I’ve been reading many of the tributes to Mike Wieringo, and one of the best is from Jeff Parker (http://www.parkerspace.com/2007/08/13/remembering-mike/#comments). Jeff talks about the crazy younger days, and the later drift towards isolation by Mike that can be so easy for those of us who freelance from home.
But the saddest thing for me (other than his passing) is the feeling Mike had that his work was being marginalized, and his career wasn’t progressing the way he wanted. I believe that insecurity is very prevalent among comic book professionals.
If you are fortunate enough to work steadily for Marvel or DC, you are making a living wage–but you are not getting rich. There are the exceptions, but the typical artist/writer is grinding away on a heavy monthly schedule to pay the bills. Then a time comes, perhaps in the middle-age years, where phone calls to editors aren’t returned, and spaces between assignments become longer. Maybe far too long to cover the costs of living.

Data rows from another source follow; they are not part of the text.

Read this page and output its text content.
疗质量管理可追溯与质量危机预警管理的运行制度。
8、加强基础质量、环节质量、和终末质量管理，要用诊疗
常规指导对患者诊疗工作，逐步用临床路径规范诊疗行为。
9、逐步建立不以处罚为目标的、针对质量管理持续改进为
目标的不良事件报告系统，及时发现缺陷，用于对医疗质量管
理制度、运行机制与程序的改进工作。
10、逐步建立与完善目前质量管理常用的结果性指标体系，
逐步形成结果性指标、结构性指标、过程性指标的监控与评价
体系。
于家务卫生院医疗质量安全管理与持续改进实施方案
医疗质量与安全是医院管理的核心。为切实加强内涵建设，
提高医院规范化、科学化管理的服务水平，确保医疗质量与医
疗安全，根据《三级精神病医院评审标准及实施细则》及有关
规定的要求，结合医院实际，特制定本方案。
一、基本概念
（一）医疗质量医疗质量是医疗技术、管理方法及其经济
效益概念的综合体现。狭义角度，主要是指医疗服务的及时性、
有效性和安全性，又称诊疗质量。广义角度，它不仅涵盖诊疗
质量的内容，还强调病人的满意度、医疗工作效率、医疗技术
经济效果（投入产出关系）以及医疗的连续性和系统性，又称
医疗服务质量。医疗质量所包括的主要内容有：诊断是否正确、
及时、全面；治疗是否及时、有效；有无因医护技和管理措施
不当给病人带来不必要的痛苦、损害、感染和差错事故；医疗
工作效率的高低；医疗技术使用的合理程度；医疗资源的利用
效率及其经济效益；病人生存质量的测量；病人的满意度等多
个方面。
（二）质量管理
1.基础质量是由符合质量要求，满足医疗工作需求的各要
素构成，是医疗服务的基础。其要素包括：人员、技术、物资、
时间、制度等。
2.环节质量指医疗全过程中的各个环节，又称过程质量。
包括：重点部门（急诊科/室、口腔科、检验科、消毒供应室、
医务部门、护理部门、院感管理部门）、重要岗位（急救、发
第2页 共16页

For those of you pursuing the dream, I do encourage you. But keep your backside covered. Accept advertising work, keep your computer skills up, or continue to work on that independent project of yours. The great comic artist Russ Heath said he always tried to work for at least a couple of clients, and the companies that hired him knew that. There’s less of a chance someone takes advantage, when you can always walk away.